Is Smarter Dot-gov Reform on Its Way?

As part of his Campaign to Cut Waste, the president promised to shutter about half of what were then believed to be 2,000 government websites in the following year.

As part of his Campaign to Cut Waste, the president promised to shutter about half of what were then believed to be 2,000 government websites in the following year. Jacquelyn Martin/AP

A new campaign to rationalize the federal Web presence may be about metrics-driven customer service.

Could a new push to cut, consolidate and rationalize the federal Web presence be on the horizon?

Two things make me think it might be. First, there were federal Chief Information Officer Steven VanRoekel’s comments in a budget talk with reporters on Tuesday that he plans to expand his PortfolioStat initiative to focus on government agencies’ customer service.

Second, there’s VanRoekel’s history of taking a government initiative with a hard numbers goal and rejiggering it into a more complex and nuanced metrics-driven goal, as he did with the push to consolidate federal data centers.

Federal websites were big news for about five minutes in 2011. That’s when President Obama called out the website of the Fiddlin’ Foresters, a U.S. Forest Service string band, and several other niche websites as examples of “stupid” spending that the government couldn’t afford in a time of rising deficits.

As part of his Campaign to Cut Waste, the president promised to shutter about half of what were then believed to be 2,000 government websites in the following year.

The twists and turns of the dot-gov consolidation program are too numerous to detail here. (According to a later estimate the government may have actually had as many as 20,000 individual websites depending on how you count them).
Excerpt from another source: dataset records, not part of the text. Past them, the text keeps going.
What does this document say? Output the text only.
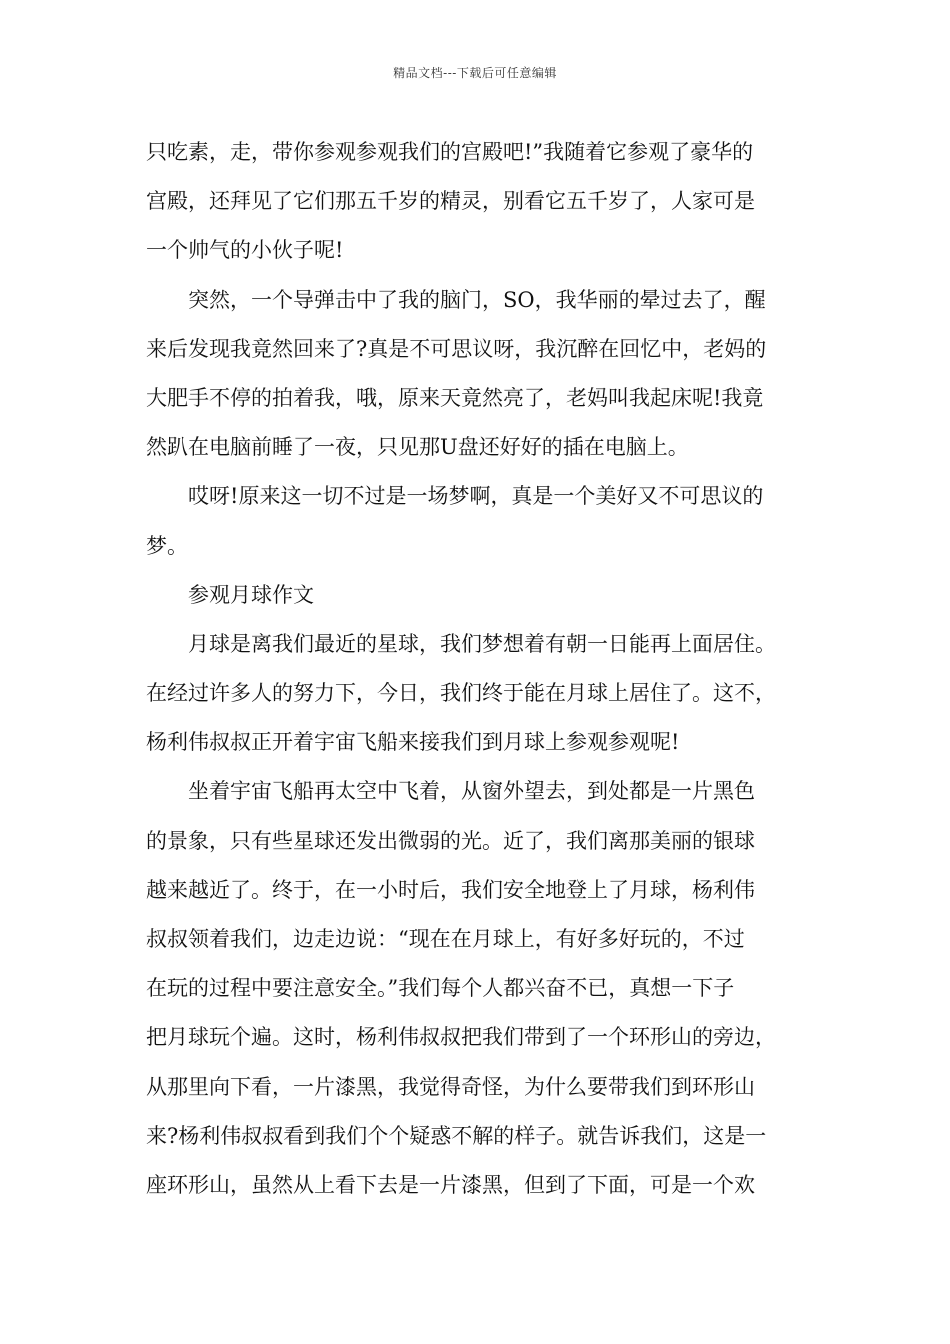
精品文档---下载后可任意编辑
只吃素，走，带你参观参观我们的宫殿吧!”我随着它参观了豪华的
宫殿，还拜见了它们那五千岁的精灵，别看它五千岁了，人家可是
一个帅气的小伙子呢!
　　突然，一个导弹击中了我的脑门，SO，我华丽的晕过去了，醒
来后发现我竟然回来了?真是不可思议呀，我沉醉在回忆中，老妈的
大肥手不停的拍着我，哦，原来天竟然亮了，老妈叫我起床呢!我竟
然趴在电脑前睡了一夜，只见那U盘还好好的插在电脑上。
　　哎呀!原来这一切不过是一场梦啊，真是一个美好又不可思议的
梦。
　　参观月球作文
　　月球是离我们最近的星球，我们梦想着有朝一日能再上面居住。
在经过许多人的努力下，今日，我们终于能在月球上居住了。这不，
杨利伟叔叔正开着宇宙飞船来接我们到月球上参观参观呢!
　　坐着宇宙飞船再太空中飞着，从窗外望去，到处都是一片黑色
的景象，只有些星球还发出微弱的光。近了，我们离那美丽的银球
越来越近了。终于，在一小时后，我们安全地登上了月球，杨利伟
叔叔领着我们，边走边说：“现在在月球上，有好多好玩的，不过
在玩的过程中要注意安全。”我们每个人都兴奋不已，真想一下子
把月球玩个遍。这时，杨利伟叔叔把我们带到了一个环形山的旁边，
从那里向下看，一片漆黑，我觉得奇怪，为什么要带我们到环形山
来?杨利伟叔叔看到我们个个疑惑不解的样子。就告诉我们，这是一
座环形山，虽然从上看下去是一片漆黑，但到了下面，可是一个欢
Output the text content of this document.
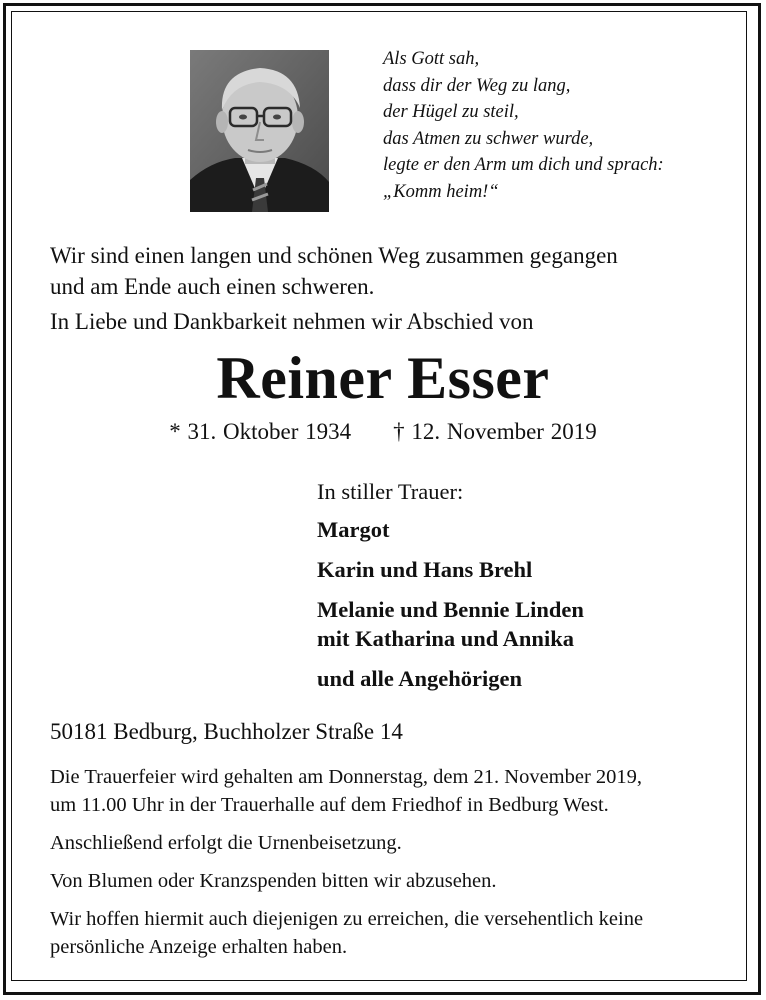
Als Gott sah,
dass dir der Weg zu lang,
der Hügel zu steil,
das Atmen zu schwer wurde,
legte er den Arm um dich und sprach:
„Komm heim!“
Wir sind einen langen und schönen Weg zusammen gegangen
und am Ende auch einen schweren.
In Liebe und Dankbarkeit nehmen wir Abschied von
Reiner Esser
* 31. Oktober 1934 † 12. November 2019
In stiller Trauer:
Margot
Karin und Hans Brehl
Melanie und Bennie Linden
mit Katharina und Annika
und alle Angehörigen
50181 Bedburg, Buchholzer Straße 14
Die Trauerfeier wird gehalten am Donnerstag, dem 21. November 2019,
um 11.00 Uhr in der Trauerhalle auf dem Friedhof in Bedburg West.
Anschließend erfolgt die Urnenbeisetzung.
Von Blumen oder Kranzspenden bitten wir abzusehen.
Wir hoffen hiermit auch diejenigen zu erreichen, die versehentlich keine
persönliche Anzeige erhalten haben.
Suffice it to say, the government succeeded in trimming its Web presence from about 1,500 top-level domains in 2011 to fewer than 1,000 domains by mid-2013.

Since then the pace has slowed. The number of top-level federal Web domains stands at 925 now, according to a government tally, down from 993 in May of 2013. A top-level domain is something like Treasury.gov with a common infrastructure that may contain numerous individual websites.
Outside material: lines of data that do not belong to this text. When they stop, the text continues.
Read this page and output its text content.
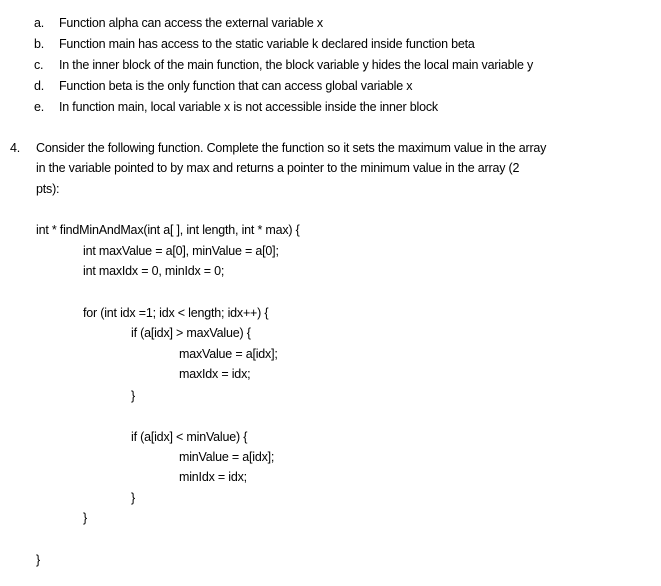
a. Function alpha can access the external variable x
b. Function main has access to the static variable k declared inside function beta
c. In the inner block of the main function, the block variable y hides the local main variable y
d. Function beta is the only function that can access global variable x
e. In function main, local variable x is not accessible inside the inner block
4. Consider the following function. Complete the function so it sets the maximum value in the array
in the variable pointed to by max and returns a pointer to the minimum value in the array (2
pts):
int * findMinAndMax(int a[ ], int length, int * max) {
int maxValue = a[0], minValue = a[0];
int maxIdx = 0, minIdx = 0;
for (int idx =1; idx < length; idx++) {
if (a[idx] > maxValue) {
maxValue = a[idx];
maxIdx = idx;
}
if (a[idx] < minValue) {
minValue = a[idx];
minIdx = idx;
}
}
}
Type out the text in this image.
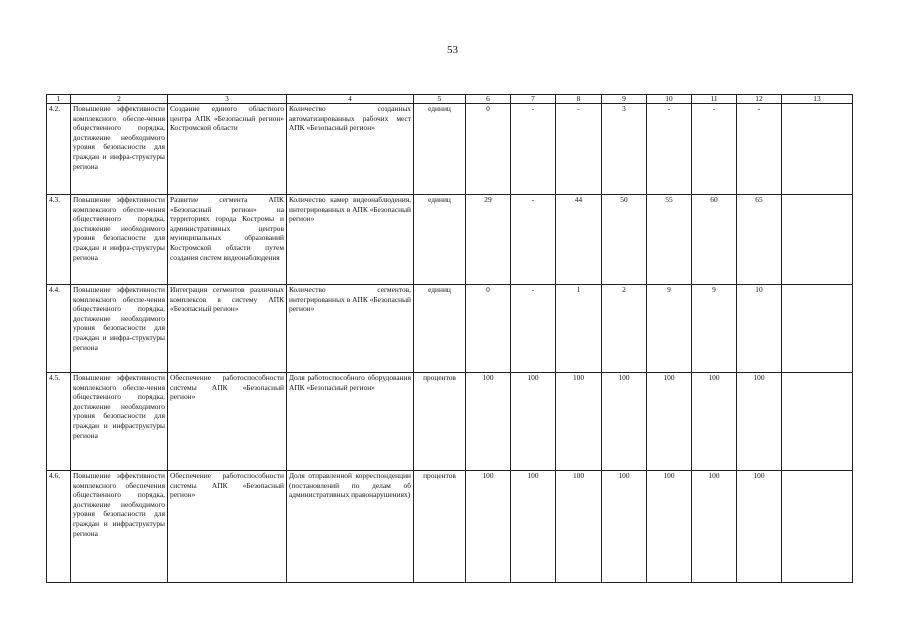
53
1	2	3	4	5	6	7	8	9	10	11	12	13
4.2.	Повышение эффективности комплексного обеспе-чения общественного порядка, достижение необходимого уровня безопасности для граждан и инфра-структуры региона	Создание единого областного центра АПК «Безопасный регион» Костромской области	Количество созданных автоматизированных рабочих мест АПК «Безопасный регион»	единиц	0	-	-	3	-	-	-	
4.3.	Повышение эффективности комплексного обеспе-чения общественного порядка, достижение необходимого уровня безопасности для граждан и инфра-структуры региона	Развитие сегмента АПК «Безопасный регион» на территориях города Костромы и административных центров муниципальных образований Костромской области путем создания систем видеонаблюдения	Количество камер видеонаблюдения, интегрированных в АПК «Безопасный регион»	единиц	29	-	44	50	55	60	65	
4.4.	Повышение эффективности комплексного обеспе-чения общественного порядка, достижение необходимого уровня безопасности для граждан и инфра-структуры региона	Интеграция сегментов различных комплексов в систему АПК «Безопасный регион»	Количество сегментов, интегрированных в АПК «Безопасный регион»	единиц	0	-	1	2	9	9	10	
4.5.	Повышение эффективности комплексного обеспе-чения общественного порядка, достижение необходимого уровня безопасности для граждан и инфраструктуры региона	Обеспечение работоспособности системы АПК «Безопасный регион»	Доля работоспособного оборудования АПК «Безопасный регион»	процентов	100	100	100	100	100	100	100	
4.6.	Повышение эффективности комплексного обеспечения общественного порядка, достижение необходимого уровня безопасности для граждан и инфраструктуры региона	Обеспечение работоспособности системы АПК «Безопасный регион»	Доля отправленной корреспонденции (постановлений по делам об административных правонарушениях)	процентов	100	100	100	100	100	100	100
VanRoekel’s plan to loop customer service into PortfolioStat could signal a renewed focus on dot-gov consolidation with a more metrics-driven approach than the predecessor campaign, which focused more on reducing the overall number of seldom-visited and seldom-updated government websites.

More broadly, it could signal a more metrics-driven approach to improving agencies' customer service. That initiative stretches back to at least April 2011, when President Obama issued an executive order directing agencies to adopt best practices for customer services learned from industry. The 2011 executive order left it largely up to agencies how they would improve customer service and what metrics they would look at to determine if they were doing a good job.

Two final notes. First, of the four websites President Obama described as cuttable in his 2011 Web video, one, InvasiveSpecies.gov, is still online today.

Second, as a signal that the dot-gov consolidation campaign is currently low on the government’s radar, note that the Web page that lists the consolidation task force members hasn’t been updated in at least several months judging by several members’ outdated titles. That’s not a good omen for the task force’s ability to keep the rest of the federal Web presence updated and useful.